Photorealistic Talking Faces from Audio

Publication number:

US20240320892

Publication date:
Section:

Physics

Class:

G06T13/205

Inventors:

Applicant:

Drawings (4 of 13)

Smart overview of the Invention

A framework has been developed to create photorealistic 3D talking faces using only audio input. This system employs machine learning models to predict both the geometry and texture of a face based on audio signals that contain speech. The resulting 3D mesh model can be integrated into existing videos or virtual environments, enhancing various multimedia applications.

Background

Talking head videos are prevalent in various media formats, including news broadcasts and online courses. Traditional methods for synthesizing these videos often rely on regressing facial movements from audio, which can lead to limitations in realism and personalization. Newer techniques that predict 3D facial meshes from audio have emerged but often fall short in visual quality, restricting their use to gaming and VR environments.

System Components

The proposed computing system consists of processors and non-transitory computer-readable media that store two main machine-learned models: one for predicting face geometry and another for face texture.
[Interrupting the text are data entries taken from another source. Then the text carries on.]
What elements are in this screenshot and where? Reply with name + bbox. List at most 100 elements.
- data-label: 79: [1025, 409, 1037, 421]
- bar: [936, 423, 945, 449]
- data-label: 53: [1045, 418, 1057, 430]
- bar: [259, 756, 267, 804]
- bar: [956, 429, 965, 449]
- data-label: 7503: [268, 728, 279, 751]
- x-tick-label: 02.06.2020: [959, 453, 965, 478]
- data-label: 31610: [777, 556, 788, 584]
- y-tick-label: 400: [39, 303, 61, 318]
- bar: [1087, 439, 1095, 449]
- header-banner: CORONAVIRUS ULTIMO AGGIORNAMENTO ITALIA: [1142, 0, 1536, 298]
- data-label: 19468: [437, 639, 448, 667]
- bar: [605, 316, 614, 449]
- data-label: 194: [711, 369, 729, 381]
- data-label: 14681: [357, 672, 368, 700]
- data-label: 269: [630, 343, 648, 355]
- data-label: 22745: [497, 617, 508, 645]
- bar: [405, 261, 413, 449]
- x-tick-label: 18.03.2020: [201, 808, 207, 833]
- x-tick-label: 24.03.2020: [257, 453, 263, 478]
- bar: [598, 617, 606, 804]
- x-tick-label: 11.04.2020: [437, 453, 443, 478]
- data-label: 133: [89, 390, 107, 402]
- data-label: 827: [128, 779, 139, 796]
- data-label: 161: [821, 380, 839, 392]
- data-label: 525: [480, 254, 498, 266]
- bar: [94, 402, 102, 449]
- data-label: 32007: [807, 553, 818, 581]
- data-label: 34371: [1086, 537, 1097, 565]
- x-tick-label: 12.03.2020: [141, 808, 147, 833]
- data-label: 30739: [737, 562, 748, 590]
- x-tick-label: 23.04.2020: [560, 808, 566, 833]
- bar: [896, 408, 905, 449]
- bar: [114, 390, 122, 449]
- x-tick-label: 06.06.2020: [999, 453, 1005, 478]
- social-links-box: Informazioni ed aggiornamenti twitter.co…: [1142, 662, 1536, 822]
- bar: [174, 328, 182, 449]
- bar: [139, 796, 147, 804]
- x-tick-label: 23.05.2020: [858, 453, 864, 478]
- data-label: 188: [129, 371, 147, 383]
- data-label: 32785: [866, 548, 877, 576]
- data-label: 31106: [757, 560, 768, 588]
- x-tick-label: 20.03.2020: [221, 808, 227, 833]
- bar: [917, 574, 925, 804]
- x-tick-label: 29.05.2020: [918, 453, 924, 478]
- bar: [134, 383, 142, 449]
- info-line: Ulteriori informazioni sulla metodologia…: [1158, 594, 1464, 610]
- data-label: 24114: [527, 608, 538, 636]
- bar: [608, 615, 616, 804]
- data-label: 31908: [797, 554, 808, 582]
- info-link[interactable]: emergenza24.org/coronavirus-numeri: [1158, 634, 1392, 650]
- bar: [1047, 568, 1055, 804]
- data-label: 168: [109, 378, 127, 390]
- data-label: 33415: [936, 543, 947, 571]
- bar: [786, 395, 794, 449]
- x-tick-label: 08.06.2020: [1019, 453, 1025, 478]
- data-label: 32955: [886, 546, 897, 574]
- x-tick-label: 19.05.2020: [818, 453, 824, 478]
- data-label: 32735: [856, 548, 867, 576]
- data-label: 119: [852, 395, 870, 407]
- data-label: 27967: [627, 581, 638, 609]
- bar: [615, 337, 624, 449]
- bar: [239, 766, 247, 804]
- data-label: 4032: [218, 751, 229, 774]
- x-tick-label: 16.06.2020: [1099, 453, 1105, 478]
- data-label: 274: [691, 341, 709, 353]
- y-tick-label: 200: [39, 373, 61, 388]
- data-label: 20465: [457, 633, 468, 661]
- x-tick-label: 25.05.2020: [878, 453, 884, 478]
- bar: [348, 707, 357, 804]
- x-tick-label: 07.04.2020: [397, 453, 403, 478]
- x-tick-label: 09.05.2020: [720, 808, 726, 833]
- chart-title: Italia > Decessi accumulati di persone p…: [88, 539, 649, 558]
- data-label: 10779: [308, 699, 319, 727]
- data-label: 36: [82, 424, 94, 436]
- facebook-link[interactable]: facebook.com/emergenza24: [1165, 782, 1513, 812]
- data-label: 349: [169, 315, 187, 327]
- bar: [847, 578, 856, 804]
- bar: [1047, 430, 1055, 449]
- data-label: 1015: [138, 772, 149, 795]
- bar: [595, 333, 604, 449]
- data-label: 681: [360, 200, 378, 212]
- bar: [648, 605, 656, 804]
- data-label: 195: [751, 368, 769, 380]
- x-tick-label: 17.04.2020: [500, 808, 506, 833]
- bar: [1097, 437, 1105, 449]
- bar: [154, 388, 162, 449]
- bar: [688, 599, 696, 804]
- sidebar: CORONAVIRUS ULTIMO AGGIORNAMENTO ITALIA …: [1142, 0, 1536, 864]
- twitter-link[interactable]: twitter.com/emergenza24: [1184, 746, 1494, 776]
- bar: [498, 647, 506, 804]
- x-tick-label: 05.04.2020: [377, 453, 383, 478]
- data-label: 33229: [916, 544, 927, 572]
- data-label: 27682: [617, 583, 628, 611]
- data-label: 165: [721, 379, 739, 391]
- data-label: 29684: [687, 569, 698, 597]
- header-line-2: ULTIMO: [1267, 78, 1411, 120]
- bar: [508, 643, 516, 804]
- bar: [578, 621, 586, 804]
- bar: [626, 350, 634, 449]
These models work together to generate a cohesive 3D representation of a face from audio input, allowing for more accurate and realistic facial animations.

Applications

The generated talking faces can be utilized in numerous applications, such as creating personalized avatars in gaming or VR, auto-translating videos with synchronized lip movements, and enhancing video editing capabilities. The ability to recreate visual aspects from audio alone opens new avenues for multimedia communication, where only audio is transmitted while the visual component is reconstructed as needed.

Technical Innovations

Innovative features include the use of audio as the primary input, enabling simpler data preparation and training processes. The system also incorporates a 3D decomposition method that separates head pose from speech-related facial movements, allowing for greater flexibility and realism. Personalized models can be trained for individual speakers, ensuring that unique facial expressions are captured effectively. Additionally, an auto-regressive framework enhances temporal consistency in the generated sequences, resulting in visually stable outputs.